Par Hervé Pillaud, expert et évangéliste de l’agriculture numérique.

De toutes les innovations que nous ont réservé les technologies de l’information depuis un demi-siècle, les Larges Languages Models (IA générative) représentent assurément à ce jour la plus grande invention qui va bouleverser nos vies. À la différence des autres projets, la rapidité à laquelle l’utilisation de l’IA générative se diffuse est fulgurante. Il a fallu des années pour que les ordinateurs portables et Internet atteignent 100 millions d’utilisateurs. Il aura suffi de deux mois et demi à ChatGPT, à ce jour le plus connu des LLM, pour passer le cap des 100 millions d’utilisateurs. Certes, pour la plupart de ces utilisateurs, l’usage n’est pas véritablement efficient. L’art du prompt qui consiste à poser les bonnes questions n’est véritablement maîtrisé que par un nombre limité d’utilisateurs. La plupart des usagers (dont je fais partie) n’avaient même jamais entendu parler de prompt il y a 6 mois.

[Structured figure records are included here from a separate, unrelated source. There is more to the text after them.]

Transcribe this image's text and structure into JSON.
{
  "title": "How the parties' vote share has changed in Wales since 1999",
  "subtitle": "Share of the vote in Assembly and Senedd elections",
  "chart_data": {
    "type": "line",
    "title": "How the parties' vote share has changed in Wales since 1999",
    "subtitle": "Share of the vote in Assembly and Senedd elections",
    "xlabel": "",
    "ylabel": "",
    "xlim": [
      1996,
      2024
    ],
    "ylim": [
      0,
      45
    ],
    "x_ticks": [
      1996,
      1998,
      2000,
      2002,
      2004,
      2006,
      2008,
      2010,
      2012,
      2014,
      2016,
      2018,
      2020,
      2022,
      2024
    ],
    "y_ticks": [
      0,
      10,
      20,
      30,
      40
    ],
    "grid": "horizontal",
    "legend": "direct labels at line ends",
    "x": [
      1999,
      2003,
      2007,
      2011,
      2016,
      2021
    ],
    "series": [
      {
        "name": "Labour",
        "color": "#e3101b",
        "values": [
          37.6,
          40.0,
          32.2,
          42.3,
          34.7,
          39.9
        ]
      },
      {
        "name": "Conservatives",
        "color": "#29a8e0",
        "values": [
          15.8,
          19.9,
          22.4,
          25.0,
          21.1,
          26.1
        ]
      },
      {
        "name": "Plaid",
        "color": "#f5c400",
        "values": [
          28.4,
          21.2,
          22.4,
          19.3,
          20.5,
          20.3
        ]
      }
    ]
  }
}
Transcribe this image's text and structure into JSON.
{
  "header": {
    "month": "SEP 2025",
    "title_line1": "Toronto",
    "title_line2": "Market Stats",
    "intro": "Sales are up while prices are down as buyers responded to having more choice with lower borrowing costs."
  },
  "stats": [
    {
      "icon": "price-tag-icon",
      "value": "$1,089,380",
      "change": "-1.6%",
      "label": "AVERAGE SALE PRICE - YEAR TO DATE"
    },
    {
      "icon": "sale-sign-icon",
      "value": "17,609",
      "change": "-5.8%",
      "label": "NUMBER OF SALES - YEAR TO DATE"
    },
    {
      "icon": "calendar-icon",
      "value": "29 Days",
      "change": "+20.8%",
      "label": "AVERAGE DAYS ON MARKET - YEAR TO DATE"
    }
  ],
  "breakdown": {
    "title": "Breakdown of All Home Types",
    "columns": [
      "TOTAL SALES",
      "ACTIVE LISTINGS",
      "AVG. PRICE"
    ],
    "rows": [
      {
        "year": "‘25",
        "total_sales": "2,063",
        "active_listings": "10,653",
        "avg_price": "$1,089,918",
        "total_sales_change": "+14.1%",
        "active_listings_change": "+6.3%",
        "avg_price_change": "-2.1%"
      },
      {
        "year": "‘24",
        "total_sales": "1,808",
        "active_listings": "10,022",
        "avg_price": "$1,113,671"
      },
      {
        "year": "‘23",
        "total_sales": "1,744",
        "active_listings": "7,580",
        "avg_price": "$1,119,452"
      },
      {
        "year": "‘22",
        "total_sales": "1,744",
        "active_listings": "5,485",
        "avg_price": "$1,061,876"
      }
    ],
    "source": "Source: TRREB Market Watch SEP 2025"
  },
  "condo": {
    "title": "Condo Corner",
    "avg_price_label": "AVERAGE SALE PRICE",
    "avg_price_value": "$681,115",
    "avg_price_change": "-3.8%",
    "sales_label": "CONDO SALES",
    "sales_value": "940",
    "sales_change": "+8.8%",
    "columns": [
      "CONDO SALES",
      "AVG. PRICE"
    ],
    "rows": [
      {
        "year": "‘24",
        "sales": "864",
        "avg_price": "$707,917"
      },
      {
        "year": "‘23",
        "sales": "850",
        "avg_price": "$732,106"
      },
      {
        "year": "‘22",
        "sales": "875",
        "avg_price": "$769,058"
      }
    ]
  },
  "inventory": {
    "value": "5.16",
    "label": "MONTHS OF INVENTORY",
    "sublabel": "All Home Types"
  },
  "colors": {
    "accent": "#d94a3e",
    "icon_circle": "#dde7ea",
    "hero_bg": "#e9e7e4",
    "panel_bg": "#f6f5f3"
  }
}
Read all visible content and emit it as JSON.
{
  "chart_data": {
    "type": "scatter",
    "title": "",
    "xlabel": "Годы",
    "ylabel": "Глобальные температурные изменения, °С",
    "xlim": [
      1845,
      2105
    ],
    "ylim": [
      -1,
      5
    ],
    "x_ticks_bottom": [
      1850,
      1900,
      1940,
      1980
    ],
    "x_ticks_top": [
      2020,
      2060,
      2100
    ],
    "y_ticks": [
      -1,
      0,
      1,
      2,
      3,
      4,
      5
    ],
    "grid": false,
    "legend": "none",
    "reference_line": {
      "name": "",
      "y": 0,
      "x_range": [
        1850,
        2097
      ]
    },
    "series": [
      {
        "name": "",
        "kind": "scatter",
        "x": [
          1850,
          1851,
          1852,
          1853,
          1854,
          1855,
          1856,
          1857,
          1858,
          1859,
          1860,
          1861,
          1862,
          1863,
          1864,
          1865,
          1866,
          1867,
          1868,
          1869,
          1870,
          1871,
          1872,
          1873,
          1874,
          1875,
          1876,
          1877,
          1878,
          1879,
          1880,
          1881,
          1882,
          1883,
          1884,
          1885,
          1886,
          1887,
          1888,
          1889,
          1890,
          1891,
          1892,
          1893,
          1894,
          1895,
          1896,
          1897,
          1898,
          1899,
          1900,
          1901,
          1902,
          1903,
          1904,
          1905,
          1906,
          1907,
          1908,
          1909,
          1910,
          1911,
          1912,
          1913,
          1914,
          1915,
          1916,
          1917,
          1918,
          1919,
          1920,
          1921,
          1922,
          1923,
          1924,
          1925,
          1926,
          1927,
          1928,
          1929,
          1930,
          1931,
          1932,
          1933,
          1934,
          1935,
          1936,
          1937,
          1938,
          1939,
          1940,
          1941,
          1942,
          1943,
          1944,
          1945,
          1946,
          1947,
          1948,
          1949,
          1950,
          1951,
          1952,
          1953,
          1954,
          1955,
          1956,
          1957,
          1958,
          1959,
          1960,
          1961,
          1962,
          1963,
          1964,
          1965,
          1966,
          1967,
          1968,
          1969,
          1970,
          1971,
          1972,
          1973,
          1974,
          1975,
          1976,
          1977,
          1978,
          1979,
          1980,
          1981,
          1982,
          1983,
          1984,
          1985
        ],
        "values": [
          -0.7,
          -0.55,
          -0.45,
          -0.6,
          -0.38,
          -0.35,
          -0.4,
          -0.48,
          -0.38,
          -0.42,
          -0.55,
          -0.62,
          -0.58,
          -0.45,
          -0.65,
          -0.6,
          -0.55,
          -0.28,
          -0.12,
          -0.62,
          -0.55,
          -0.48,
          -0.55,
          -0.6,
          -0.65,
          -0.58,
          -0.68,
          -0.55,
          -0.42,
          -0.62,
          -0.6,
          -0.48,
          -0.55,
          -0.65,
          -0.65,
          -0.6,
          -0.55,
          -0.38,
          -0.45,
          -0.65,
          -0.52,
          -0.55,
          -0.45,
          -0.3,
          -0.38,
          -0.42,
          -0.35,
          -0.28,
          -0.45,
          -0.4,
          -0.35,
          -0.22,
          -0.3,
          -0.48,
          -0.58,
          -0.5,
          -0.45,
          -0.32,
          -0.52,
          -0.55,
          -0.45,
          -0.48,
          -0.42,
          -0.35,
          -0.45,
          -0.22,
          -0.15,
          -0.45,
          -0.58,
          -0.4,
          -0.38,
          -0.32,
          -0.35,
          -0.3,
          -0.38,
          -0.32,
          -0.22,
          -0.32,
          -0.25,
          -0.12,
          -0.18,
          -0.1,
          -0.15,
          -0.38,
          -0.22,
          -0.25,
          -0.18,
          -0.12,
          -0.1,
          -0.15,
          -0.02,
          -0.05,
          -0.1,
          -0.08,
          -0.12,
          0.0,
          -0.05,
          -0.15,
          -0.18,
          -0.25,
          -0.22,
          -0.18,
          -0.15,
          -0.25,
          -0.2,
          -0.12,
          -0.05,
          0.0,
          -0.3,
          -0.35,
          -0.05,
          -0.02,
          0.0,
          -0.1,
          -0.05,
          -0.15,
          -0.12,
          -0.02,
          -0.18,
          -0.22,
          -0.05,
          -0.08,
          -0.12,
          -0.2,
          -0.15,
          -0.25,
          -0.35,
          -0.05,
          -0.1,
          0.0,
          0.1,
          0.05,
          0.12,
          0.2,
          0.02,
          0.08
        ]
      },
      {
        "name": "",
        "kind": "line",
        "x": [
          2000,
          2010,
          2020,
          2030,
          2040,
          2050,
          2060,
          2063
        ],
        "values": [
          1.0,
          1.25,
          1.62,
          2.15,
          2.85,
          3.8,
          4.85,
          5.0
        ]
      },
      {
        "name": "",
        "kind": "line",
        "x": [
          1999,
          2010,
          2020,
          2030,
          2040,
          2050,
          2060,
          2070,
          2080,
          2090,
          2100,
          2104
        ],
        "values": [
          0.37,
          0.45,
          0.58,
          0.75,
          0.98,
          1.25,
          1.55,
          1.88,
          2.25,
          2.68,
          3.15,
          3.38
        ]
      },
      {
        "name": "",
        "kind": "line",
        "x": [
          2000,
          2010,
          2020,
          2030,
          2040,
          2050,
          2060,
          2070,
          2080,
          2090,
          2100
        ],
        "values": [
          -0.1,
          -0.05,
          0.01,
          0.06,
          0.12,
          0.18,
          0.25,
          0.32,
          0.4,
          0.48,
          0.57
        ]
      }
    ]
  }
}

Nonobstant, c’est un nouveau paradigme est en train de naître.  A contrario de l’intelligence artificielle classique qui se concentre sur des taches spécifiques telle que la classification, la prédiction ou la résolution de problèmes (eux aussi spécifiques) l’IA générative est capable de créer de nouveaux contenus tel que du texte, des images, de la musique et des modèles 3D à partir de données d’apprentissage. Dans le domaine de la recherche, l’IA générative peut être utilisée pour générer de nouvelles idées, explorer de nouvelles possibilités et aider à résoudre des problèmes complexes. Elle peut également être utilisée dans des applications artistiques, telles que la création de musique, de peintures ou de sculptures. L’IA générative peut également être utilisée dans des domaines tels que la médecine, la finance, la publicité et le jeu vidéo, pour n’en citer que quelques-uns. Elle permet d’automatiser certaines tâches, de stimuler la créativité et d’explorer de nouvelles possibilités.

L’agriculture et l’alimentation n’échapperont pas non plus à son utilisation. L’IA générative représente même une véritable aubaine pour répondre à la fois aux préoccupations des consommateurs, des citoyens (ce ne sont pas toujours les mêmes), des industriels, des chercheurs et des agriculteurs. Les questions que se posent les uns et les autres sont souvent complexes et se croisent.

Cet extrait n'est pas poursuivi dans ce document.